Wednesday, May 17, 2006

Business vs. Academic Models (or, Books and Libraries vs. Google)

This paper by librarian Thomas Mann, Ph.D., is circulating now among the library staff at my institution (and others, I'm sure):

A Critical Review

Mann provides a number of goods simultaneously: a succinct defense of libraries and books in the face of presumed competition from Google, et al; a refutation of that competition; a definition of scholarship as opposed to "information seeking;" some spunky humor, good quotes and a few classical Greek references.

I think this paper deserves a wider viewing than it's likely to get on the library listserves. If you have some time to read it, you may agree.

1 comment:

Anonymous said...

In one of my avatars, I existed as General Collections Coordinator in the library of a small university - distinguished by the fact of being the regional depository for the Federal Publications hard copies, and also because it held the archived collections of a well known sociological study began in the 1920s. It was part of my job description to assist in the "change over" from traditional cataloging to automation.

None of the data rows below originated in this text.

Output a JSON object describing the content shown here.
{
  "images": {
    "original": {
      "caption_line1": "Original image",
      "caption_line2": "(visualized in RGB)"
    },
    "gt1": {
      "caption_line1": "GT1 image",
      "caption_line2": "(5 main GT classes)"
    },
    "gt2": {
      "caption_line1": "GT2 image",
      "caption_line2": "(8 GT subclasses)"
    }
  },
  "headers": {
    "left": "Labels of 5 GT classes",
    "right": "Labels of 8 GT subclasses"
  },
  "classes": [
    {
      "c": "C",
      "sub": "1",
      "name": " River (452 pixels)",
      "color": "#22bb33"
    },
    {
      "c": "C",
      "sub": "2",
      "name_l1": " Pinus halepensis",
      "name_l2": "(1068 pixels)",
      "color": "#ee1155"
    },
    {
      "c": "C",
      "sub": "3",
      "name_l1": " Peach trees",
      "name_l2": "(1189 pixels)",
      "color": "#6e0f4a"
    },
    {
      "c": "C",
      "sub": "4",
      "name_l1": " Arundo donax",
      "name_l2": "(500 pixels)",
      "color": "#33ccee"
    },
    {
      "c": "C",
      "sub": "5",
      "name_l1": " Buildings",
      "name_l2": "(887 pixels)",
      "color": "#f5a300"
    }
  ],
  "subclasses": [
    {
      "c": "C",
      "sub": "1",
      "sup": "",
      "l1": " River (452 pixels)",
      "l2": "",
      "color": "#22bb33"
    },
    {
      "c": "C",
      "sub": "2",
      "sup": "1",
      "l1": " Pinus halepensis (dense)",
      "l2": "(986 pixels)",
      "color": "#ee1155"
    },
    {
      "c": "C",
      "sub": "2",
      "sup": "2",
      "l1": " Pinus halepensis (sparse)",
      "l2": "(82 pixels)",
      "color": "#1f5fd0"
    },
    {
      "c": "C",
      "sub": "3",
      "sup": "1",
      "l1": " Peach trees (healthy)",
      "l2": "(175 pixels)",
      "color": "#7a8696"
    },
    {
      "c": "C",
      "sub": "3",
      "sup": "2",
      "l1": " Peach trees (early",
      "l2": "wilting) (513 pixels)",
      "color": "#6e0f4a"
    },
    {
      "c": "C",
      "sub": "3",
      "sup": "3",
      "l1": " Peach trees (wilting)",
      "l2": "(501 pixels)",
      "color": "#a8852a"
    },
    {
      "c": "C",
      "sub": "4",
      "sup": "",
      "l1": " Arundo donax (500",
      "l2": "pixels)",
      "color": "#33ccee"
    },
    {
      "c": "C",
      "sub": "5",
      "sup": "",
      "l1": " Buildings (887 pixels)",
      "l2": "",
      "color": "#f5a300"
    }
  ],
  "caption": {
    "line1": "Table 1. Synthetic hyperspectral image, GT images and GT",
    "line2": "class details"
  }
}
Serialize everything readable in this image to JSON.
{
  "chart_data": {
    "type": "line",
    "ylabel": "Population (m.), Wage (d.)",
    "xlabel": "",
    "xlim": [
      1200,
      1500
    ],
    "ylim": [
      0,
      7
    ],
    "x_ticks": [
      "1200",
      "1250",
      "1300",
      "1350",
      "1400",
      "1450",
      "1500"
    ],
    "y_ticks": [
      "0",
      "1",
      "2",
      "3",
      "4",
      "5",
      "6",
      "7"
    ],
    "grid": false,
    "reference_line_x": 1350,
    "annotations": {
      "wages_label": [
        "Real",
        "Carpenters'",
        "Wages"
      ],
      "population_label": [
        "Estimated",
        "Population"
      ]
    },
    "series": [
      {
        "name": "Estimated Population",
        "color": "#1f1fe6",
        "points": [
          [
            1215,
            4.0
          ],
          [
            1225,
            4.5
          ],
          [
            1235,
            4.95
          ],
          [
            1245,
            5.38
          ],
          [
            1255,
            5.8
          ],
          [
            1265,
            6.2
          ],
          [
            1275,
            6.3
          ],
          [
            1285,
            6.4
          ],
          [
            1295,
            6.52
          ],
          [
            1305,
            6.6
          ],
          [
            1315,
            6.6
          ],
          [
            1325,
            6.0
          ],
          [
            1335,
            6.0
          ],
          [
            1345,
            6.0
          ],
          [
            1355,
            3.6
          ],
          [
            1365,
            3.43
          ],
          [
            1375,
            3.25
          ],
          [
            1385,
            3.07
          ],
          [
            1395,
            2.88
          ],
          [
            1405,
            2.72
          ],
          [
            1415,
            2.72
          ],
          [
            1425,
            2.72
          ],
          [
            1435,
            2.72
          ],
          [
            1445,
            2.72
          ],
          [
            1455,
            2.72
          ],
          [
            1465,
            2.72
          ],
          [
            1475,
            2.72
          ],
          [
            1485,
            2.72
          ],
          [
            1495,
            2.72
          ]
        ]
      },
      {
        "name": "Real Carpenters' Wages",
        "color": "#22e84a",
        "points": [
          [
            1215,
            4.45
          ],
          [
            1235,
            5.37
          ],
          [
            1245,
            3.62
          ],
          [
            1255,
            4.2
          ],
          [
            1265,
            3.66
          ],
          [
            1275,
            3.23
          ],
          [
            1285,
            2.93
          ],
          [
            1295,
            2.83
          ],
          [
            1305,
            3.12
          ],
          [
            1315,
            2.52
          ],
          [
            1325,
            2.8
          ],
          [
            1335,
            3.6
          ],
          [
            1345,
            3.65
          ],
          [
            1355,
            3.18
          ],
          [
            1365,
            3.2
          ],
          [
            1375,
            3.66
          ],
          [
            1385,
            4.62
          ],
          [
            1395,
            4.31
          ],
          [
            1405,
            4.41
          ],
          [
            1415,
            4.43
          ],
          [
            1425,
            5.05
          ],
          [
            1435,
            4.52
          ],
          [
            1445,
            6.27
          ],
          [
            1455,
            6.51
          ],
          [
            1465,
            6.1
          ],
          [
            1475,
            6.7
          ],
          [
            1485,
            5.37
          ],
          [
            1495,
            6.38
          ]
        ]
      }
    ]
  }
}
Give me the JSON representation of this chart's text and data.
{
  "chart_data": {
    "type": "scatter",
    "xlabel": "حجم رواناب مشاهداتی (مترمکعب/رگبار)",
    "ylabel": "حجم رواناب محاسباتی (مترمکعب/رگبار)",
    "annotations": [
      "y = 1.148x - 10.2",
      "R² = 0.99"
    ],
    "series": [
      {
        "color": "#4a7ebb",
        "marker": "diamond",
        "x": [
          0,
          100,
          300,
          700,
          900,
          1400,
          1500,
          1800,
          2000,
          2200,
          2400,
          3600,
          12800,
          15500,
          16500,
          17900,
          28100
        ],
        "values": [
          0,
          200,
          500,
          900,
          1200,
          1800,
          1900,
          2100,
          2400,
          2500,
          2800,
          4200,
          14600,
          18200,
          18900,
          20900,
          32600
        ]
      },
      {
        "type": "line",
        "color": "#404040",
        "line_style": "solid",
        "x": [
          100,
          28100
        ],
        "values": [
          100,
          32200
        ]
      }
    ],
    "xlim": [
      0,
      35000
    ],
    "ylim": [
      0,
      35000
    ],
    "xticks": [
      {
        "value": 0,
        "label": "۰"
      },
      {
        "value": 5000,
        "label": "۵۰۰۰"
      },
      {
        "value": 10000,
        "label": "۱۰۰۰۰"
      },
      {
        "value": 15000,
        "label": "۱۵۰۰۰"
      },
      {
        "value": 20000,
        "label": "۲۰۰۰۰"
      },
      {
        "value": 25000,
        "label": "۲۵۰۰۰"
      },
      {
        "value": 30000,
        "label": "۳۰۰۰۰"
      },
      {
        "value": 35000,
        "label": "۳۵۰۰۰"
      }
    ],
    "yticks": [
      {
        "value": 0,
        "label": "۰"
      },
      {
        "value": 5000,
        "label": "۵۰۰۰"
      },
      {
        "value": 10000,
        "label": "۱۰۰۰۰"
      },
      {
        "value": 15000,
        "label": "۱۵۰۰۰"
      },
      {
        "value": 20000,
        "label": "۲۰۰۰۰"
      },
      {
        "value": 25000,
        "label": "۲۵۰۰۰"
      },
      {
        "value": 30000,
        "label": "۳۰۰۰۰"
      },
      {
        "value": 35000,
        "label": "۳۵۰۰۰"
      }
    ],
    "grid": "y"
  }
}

A fortunate assignment in one regard, because I learned to love computers and the internet and have established some true friendships in the the course of that work.

I also presided over "general collections" during an era in which the then Dean of Libraries was intent on bringing the library forward into the land of "business model book storage." The business model resulted in the creation of a rigid "vertical chain of command" ... read that true bureauacracy ... and the chance to understand first hand how it is that government is able to function without recourse to human participation.

It also taught a good deal about the loss of the human element in the *art* of cataloging, and painted in grim colors what it means to lose that "little ole cataloger" toiling away in a dusty back office, hidden behind stacks of primary documents ... you know who I mean; the one who when asked for the most obscure of sources, thinks for a few minutes and says, "Ah yes! When I worked on the Hottentot Collection back in 1920, there was a letter from ....

You get the idea. Trade offs ... at least once we've automated the collective knowledge of mankind, we'll not realize what it was that we left behind.

Sort of like that tree falling in the forest, or the sound of one hand clapping.